You should clean your things with a diluted bleach solution of one part bleach to 10 parts water to disinfect them, Emergency Management B.C. recommends. Henry also suggests opening your windows and turning on fans if you can to dry everything out as quickly as possible.
Those first 48 hours are critical, Russell said.
“After that, that’s when the mould starts to grow. And the types of health problems you might get with that would be problematic.”

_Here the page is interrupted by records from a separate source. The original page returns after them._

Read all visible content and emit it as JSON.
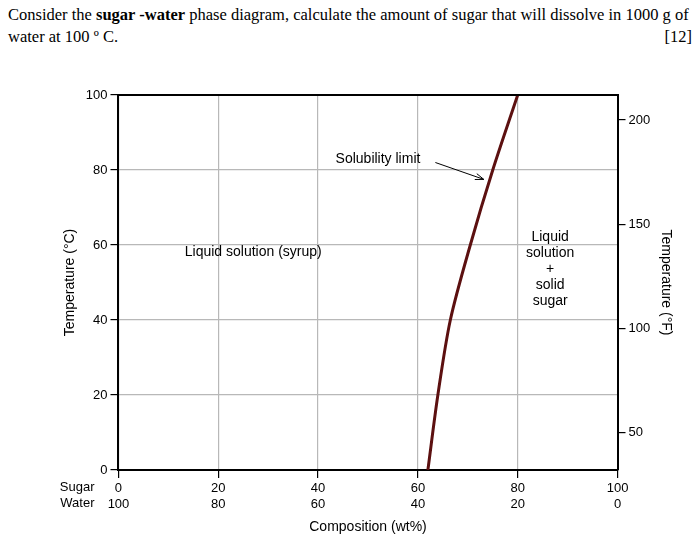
{
  "question": {
    "parts": [
      {
        "text": "Consider the "
      },
      {
        "text": "sugar -water",
        "bold": true
      },
      {
        "text": " phase diagram, calculate the amount of sugar that will dissolve in 1000 g of water at 100 º C."
      }
    ],
    "marks": "[12]"
  },
  "chart_data": {
    "type": "line",
    "x": [
      62,
      64,
      66.5,
      70.5,
      75,
      80
    ],
    "values": [
      0,
      20,
      40,
      60,
      80,
      100
    ],
    "color": "#5c1010",
    "xlabel": "Composition (wt%)",
    "x_rows": [
      "Sugar",
      "Water"
    ],
    "ylabel": "Temperature (°C)",
    "y2label": "Temperature (°F)",
    "xlim": [
      0,
      100
    ],
    "xticks": [
      {
        "value": 0,
        "label": [
          "0",
          "100"
        ]
      },
      {
        "value": 20,
        "label": [
          "20",
          "80"
        ]
      },
      {
        "value": 40,
        "label": [
          "40",
          "60"
        ]
      },
      {
        "value": 60,
        "label": [
          "60",
          "40"
        ]
      },
      {
        "value": 80,
        "label": [
          "80",
          "20"
        ]
      },
      {
        "value": 100,
        "label": [
          "100",
          "0"
        ]
      }
    ],
    "ylim": [
      0,
      100
    ],
    "yticks": [
      0,
      20,
      40,
      60,
      80,
      100
    ],
    "y2lim": [
      32,
      212
    ],
    "y2ticks": [
      50,
      100,
      150,
      200
    ],
    "grid": true,
    "annotations": [
      {
        "text": "Solubility limit"
      },
      {
        "text": "Liquid solution (syrup)"
      },
      {
        "text": [
          "Liquid",
          "solution",
          "+",
          "solid",
          "sugar"
        ]
      }
    ]
  }
}
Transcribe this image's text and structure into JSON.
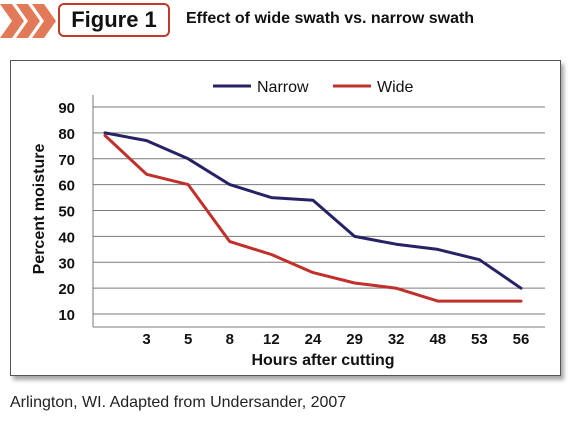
{
  "header": {
    "figure_label": "Figure 1",
    "title": "Effect of wide swath vs. narrow swath"
  },
  "caption": "Arlington, WI.  Adapted from Undersander, 2007",
  "colors": {
    "narrow": "#262266",
    "wide": "#c1302a",
    "accent": "#e27a5a",
    "grid": "#7a7a7a"
  },
  "chart_data": {
    "type": "line",
    "categories": [
      "",
      "3",
      "5",
      "8",
      "12",
      "24",
      "29",
      "32",
      "48",
      "53",
      "56"
    ],
    "series": [
      {
        "name": "Narrow",
        "values": [
          80,
          77,
          70,
          60,
          55,
          54,
          40,
          37,
          35,
          31,
          20
        ]
      },
      {
        "name": "Wide",
        "values": [
          79,
          64,
          60,
          38,
          33,
          26,
          22,
          20,
          15,
          15,
          15
        ]
      }
    ],
    "title": "",
    "xlabel": "Hours after cutting",
    "ylabel": "Percent moisture",
    "yticks": [
      10,
      20,
      30,
      40,
      50,
      60,
      70,
      80,
      90
    ],
    "ylim": [
      5,
      90
    ],
    "grid": true,
    "legend": "top-center"
  }
}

These could include runny eyes, cough and phlegm buildup or skin reactions. People with underlying allergies and respiratory illnesses might find that mould exacerbates their conditions too.
Before you enter your home, you should make sure that it’s safe to turn on your electricity and gas, Henry said. Your service provider can let you know.
As well, if you’ve lost power in your house, you should discard the food that’s in your refrigerator and freezer as it’s probably no longer safe to eat, she said.
Being evacuated from your home is stressful, Russell said, and it’s important to take care of your mental as well as your physical health.
“There’s a lot of uncertainty and disruption in people’s lives,” she said. So, she recommends that people make sure to sleep well, eat properly and get some exercise during this stressful time. Keeping a regular routine can help — especially for children, she said.
New Brunswick urges people to call their tele-care health line at 811 if they feel like they need some extra guidance.